InVine's Breathe Free Balm was created for people who want a whole-herb alternative to petroleum-based chest rubs. Every herb in the formula — peppermint, eucalyptus, spearmint, rosemary, lemon balm, and lemon thyme — was chosen for its traditional role in respiratory wellness and its aromatic profile, not just fragrance.

The mints and rosemary are grown in our Florida garden and slow-infused in organic olive oil for six to eight weeks before the formula is assembled. The eucalyptus essential oil is added at a carefully controlled percentage at the finish — enough for a genuine, balanced aromatic presence.

The result is a chest balm that smells like a real herb garden, releases aromatic compounds gradually for hours, and draws on centuries of herbal wisdom rather than a single isolated compound.

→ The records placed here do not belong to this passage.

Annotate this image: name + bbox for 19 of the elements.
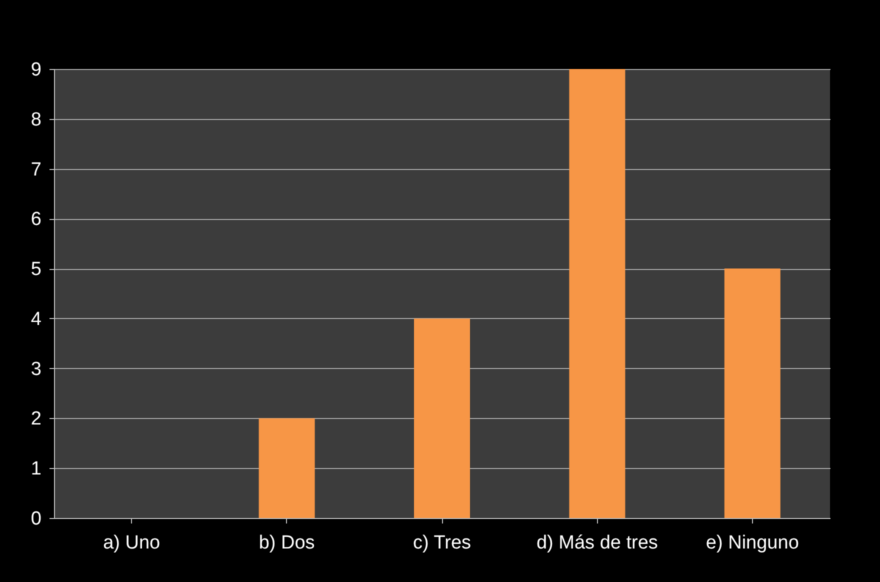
x-tick-label: b) Dos <box>258 532 315 554</box>
y-tick-label: 9 <box>30 60 42 80</box>
y-tick-label: 3 <box>30 358 42 380</box>
x-tick-label: c) Tres <box>412 532 472 554</box>
y-tick-label: 6 <box>30 209 42 230</box>
bar <box>724 268 780 518</box>
bar <box>414 318 470 518</box>
y-tick-label: 8 <box>30 109 42 130</box>
y-tick-label: 1 <box>30 458 42 480</box>
x-tick-label: d) Más de tres <box>536 532 658 554</box>
x-tick-label: a) Uno <box>103 532 160 554</box>
y-tick-label: 2 <box>30 408 42 430</box>
bar <box>569 69 626 518</box>
y-tick-label: 5 <box>30 259 42 280</box>
y-tick-label: 4 <box>30 308 42 330</box>
y-tick-label: 0 <box>30 508 42 530</box>
x-tick-label: e) Ninguno <box>706 532 799 554</box>
y-tick-label: 7 <box>30 159 42 180</box>
bar <box>258 418 315 518</box>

This product is not intended to diagnose, treat, cure, or prevent any disease. The information in this post is for educational purposes and reflects traditional herbal knowledge and published research — not medical advice. Consult your healthcare provider for any health concerns.

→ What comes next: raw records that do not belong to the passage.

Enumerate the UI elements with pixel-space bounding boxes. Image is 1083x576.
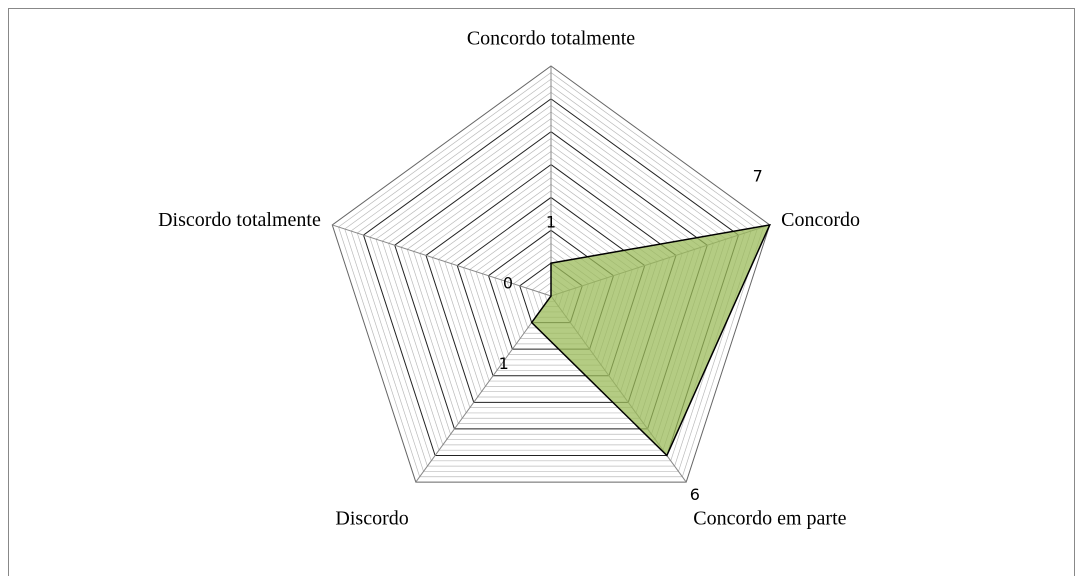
- category-label: Concordo: [781, 209, 860, 231]
- minor-grid: [344, 78, 758, 472]
- minor-grid: [388, 124, 714, 435]
- data-label: 6: [690, 485, 700, 504]
- category-label: Concordo em parte: [693, 507, 846, 529]
- minor-grid: [419, 157, 683, 408]
- minor-grid: [406, 144, 696, 419]
- minor-grid: [350, 85, 752, 467]
- grid-ring: [394, 131, 708, 430]
- minor-grid: [369, 104, 733, 451]
- spoke: [332, 224, 552, 297]
- grid-ring: [331, 65, 771, 483]
- data-label: 7: [753, 166, 763, 185]
- minor-grid: [438, 177, 664, 393]
- chart-frame: [8, 8, 1075, 576]
- minor-grid: [413, 150, 689, 414]
- data-label: 1: [499, 354, 509, 373]
- spoke: [415, 295, 552, 483]
- minor-grid: [338, 72, 764, 478]
- data-label: 1: [546, 213, 556, 232]
- grid-ring: [425, 163, 677, 403]
- category-label: Discordo totalmente: [158, 209, 321, 231]
- category-label: Concordo totalmente: [467, 28, 635, 50]
- grid-ring: [362, 98, 740, 456]
- data-label: 0: [503, 274, 513, 293]
- minor-grid: [381, 118, 721, 440]
- category-label: Discordo: [335, 507, 408, 529]
- radar-area: [530, 223, 772, 457]
- minor-grid: [356, 91, 746, 462]
- minor-grid: [400, 137, 702, 424]
- minor-grid: [375, 111, 727, 446]
- minor-grid: [431, 170, 671, 398]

The best alternative to a century-old formula isn't a newer version of the same idea. It's a fundamentally different approach — one that starts with real plants and respects the traditions they come from.

Frequently Asked Questions

What can I use instead of Vicks VapoRub?

For the same aromatic cooling-and-warming experience without synthetic camphor or a petroleum base, look for a whole-herb chest balm built around eucalyptus, peppermint, spearmint, rosemary, and lemon thyme in a beeswax-and-plant-oil base. The TRPM8 cooling-receptor activation that menthol produces happens identically whether the menthol comes from a slow-infused peppermint leaf or a synthetic concentrate — so the sensation is preserved. What changes is the full compound profile reaching your skin and the base material holding it.

Is Vicks VapoRub natural?

Partly. The product contains real botanical ingredients — eucalyptus oil, cedarleaf (thuja) oil, nutmeg oil — but the active ingredients (camphor and menthol) are almost always synthesized rather than plant-extracted in mass-produced versions. Commercial camphor is manufactured from turpentine via multi-step chemical processing. The base of the product is petrolatum, a petroleum refining byproduct. So while individual herbal aromatics are present, the formulation as a whole isn't fully natural in the way a slow-infused whole-herb chest balm in a beeswax-and-plant-oil base is.

What's the difference between Vicks VapoRub and Tiger Balm?

They share the same family of actives — menthol and camphor in a petroleum-based balm — but are formulated for different uses. Vicks VapoRub uses lower camphor concentrations (~4.8%) with eucalyptus oil and turpentine oil, and is sold for chest-rub use. Tiger Balm has much higher camphor content (~25%) and is sold as a topical analgesic for muscle and joint applications. Both rely on the same TRPM8 cooling-receptor and TRPV1 warming-receptor activation; both use petroleum-derived bases. For the full Tiger Balm breakdown, see our [natural alternative to Tiger Balm](/blog/natural-alternative-to-tiger-balm) post.